Eher die Kulisse als das Drama, eher die Stimmung als die Handlung, ohne zu vergessen, dass das eine nach dem anderen ruft - eher dieses Rufen photographieren.
Immer schon hat sich der Betrachter dem Geschauten entgegengeworfen, ist er im Bezug zu diesem gefangen. Mit dem Photo tritt er daraus einen Schritt zurück, holt er sich das Seinige. Eine Rückkehr ist’s zu sich selbst, denn da erst eröffnet sich der Abstand zwischen dem Betrachtenden und dem Geschauten, der die Szene freigibt.
Ins Schauen geworfen und dann herausgegriffen von einem Selbst, das dadurch erst zur Welt kommt, das ins Bild gesetzte Geschenk der Szene.
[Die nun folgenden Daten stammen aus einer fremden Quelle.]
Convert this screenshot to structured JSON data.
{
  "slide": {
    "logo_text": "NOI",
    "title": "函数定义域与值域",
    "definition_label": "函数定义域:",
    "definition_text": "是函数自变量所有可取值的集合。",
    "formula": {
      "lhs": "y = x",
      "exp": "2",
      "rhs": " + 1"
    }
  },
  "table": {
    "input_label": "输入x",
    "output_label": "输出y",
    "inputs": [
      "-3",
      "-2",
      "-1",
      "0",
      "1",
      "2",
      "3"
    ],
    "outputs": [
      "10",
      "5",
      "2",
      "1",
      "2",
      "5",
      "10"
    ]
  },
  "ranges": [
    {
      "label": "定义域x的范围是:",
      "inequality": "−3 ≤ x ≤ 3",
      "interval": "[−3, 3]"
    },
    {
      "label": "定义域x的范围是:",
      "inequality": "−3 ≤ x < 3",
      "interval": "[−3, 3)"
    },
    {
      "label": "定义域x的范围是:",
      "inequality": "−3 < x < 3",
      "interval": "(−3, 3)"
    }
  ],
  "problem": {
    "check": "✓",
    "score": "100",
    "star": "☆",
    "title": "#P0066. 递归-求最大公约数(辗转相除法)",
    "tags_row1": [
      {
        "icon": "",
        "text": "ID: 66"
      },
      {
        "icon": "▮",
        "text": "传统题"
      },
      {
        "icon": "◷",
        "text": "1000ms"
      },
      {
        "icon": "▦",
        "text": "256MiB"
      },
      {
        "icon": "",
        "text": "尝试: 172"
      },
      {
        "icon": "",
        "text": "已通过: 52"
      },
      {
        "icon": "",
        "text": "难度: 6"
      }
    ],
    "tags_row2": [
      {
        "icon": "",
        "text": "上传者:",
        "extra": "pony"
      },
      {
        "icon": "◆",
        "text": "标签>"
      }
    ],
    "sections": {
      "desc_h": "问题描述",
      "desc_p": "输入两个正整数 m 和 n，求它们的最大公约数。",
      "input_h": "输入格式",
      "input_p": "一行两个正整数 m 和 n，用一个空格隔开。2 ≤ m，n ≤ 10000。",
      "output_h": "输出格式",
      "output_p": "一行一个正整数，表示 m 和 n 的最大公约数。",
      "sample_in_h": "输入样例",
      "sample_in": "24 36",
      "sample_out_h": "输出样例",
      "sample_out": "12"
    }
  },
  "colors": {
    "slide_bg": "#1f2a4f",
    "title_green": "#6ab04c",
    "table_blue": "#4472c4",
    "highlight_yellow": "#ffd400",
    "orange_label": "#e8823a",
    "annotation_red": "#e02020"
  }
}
Da hinein schiesst nun alles: bis hin zu Zeit und Ende.
Bin ich mit meinen Walking-Stöcken im Bremgartenwald zu Bern unterwegs, tauche ich ein in eine Schicht des Bewusstseins, in der dieses „Ich“ noch keinen Namen hat, in der noch niemand ist, nobody, ein Tier, das „seinem“ Instinkt folgt, ek-statisch der Umgebung anvertraut. In einem Schwung, der ins Unendliche geht.
Da kommt es vor, dass das Ich wieder auftaucht, zur Welt kommt und die Szene sich öffnet vor den Augen des Betrachters. Ich halte an, greife zur Kamera: Je stofflicher und leuchtender die Szene sich da zeigt, desto mehr lädt sie ein, sie abzubilden und im Geiste zu bewohnen. In ihrer illuminierten Dichte eröffnet sie weitere Szenen, mannigfaltige Abschattungen ihres Erscheinens. Begegnet da ein lächelndes Gesicht, pocht schon das Herz in der Erwartung eines anderen Selbst, durchpulst das imaginäre Glück bald fiebrig die träumende Seele. Ein Zauber hat die Liebe entfacht, der hungrige Blick will mehr sehen und noch mehr, der entflammte Leib wirft sich dem anderen Wesen entgegen, dessen Kommen ihm verheissen scheint.
Dann das Photo.
Im Rahmen, der sie aus dem Fluss der Zeit in die Dauer hebt, lebt da die Szene fort, sind ihre Formen und Gestalten weiter in ständiger Bewegung. Während draussen alles Lebendige von der Gegenwart in die Vergangenheit hinabgezogen wird, währt die photographierte Szene als in sich gespannter Innenraum, abgehoben von jeglichem Umfeld. Von diesem, das sich stets erneuert, wird sie freilich immer wieder affiziert, denn ihr Sinn ist nicht abschliessend gesichert.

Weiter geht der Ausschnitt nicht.